You may be surprised to hear that many leaders wrestle with how much pressure they should put on their employees to achieve…to push harder…to strive for more.  They do not know how to determine when enough is enough.  It is not an easy concept to sort out.  Here are some good starting points.

As a leader you MUST require your employees to live up to your standards.  Erring on the side of softness earns you neither success nor respect.

You absolutely should expect your team to perform at the same level as yourself?  As a leader you MUST require your employees to live up to your standards.  Otherwise:

    • - they will not achieve the results you want;
    • - you will be frustrated with the results you achieve; and,
    • - your leadership will be seen as weak.

 

How hard is hard enough?  That is a more difficult question to answer, and a difficult balance to maintain.  Here are some tips for sorting through that question.

  • Ask yourself the reasonableness question…Is what I am asking reasonable?  Am I asking my team to work harder than I do?  If you have any doubt, ask a few trusted colleagues the same question…people you can trust to give you the straight story.  I generally find that my EA is one of my best sources for this type of information.
  • Keep your eyes open for signs of stress in the organization…increased rates of sickness and high turnover are good indicators that something is wrong.  Establish a few key metrics you can follow as an indicator of these issues.
  • Similarly, deteriorating interpersonal dynamics amongst your employees, such as rudeness and arguments, are signs of stress and overload.
  • Conduct regular focus group discussions to get a sense of how your team feels.  Have lower level supervisors conduct some of these.  People tend to speak more freely to lower level supervisors than to senior ones, and it is a good developmental experience for those supervisors.

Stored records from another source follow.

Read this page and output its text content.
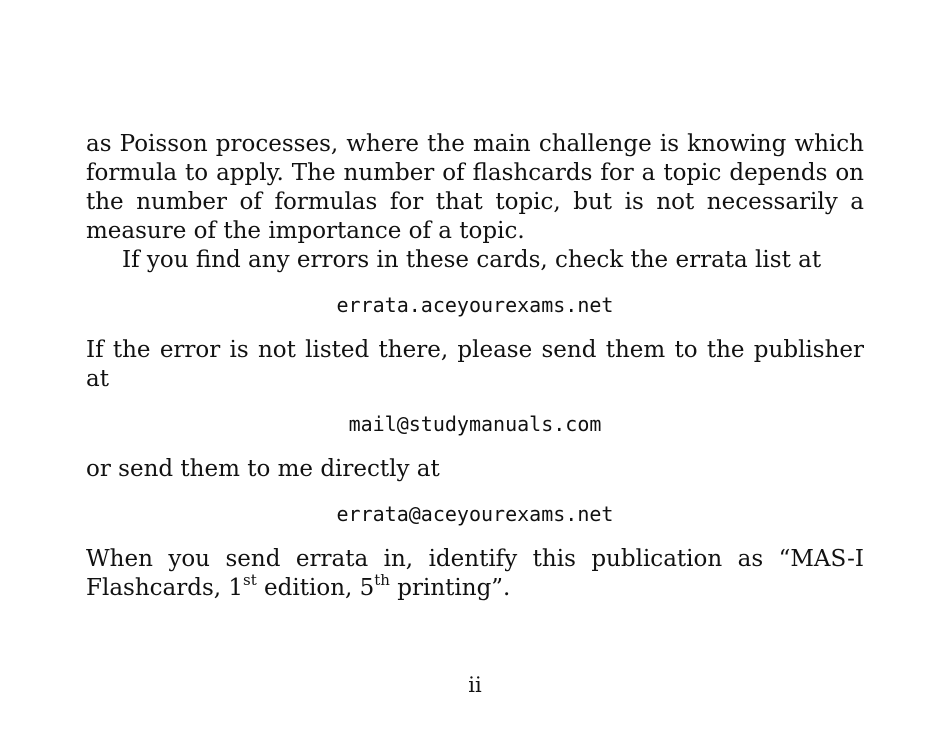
as Poisson processes, where the main challenge is knowing which formula to apply. The number of flashcards for a topic depends on the number of formulas for that topic, but is not necessarily a measure of the importance of a topic.

If you find any errors in these cards, check the errata list at

errata.aceyourexams.net

If the error is not listed there, please send them to the publisher at

mail@studymanuals.com

or send them to me directly at

errata@aceyourexams.net

When you send errata in, identify this publication as “MAS-I Flashcards, 1st edition, 5th printing”.

ii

There will certainly be individuals that are not willing to work as hard as you.  In that case, it is better that you both know and they find something more suited to their style.

However, my experience has been that most leaders do not push their people enough.  They err on the side of softness.  They feel that employee’s complaining is a bad thing and reflects poorly on their leadership and leads to bad results. Not so!  That approach earns you neither success nor respect.  Some degree of stress, pressure and urgency is a good thing.

The reality is that some people will complain about everything…to see what they can get from you.  It is like a negotiation.  They will complain as long as they see they are getting something out of it.

Stand your ground…expect performance…require it!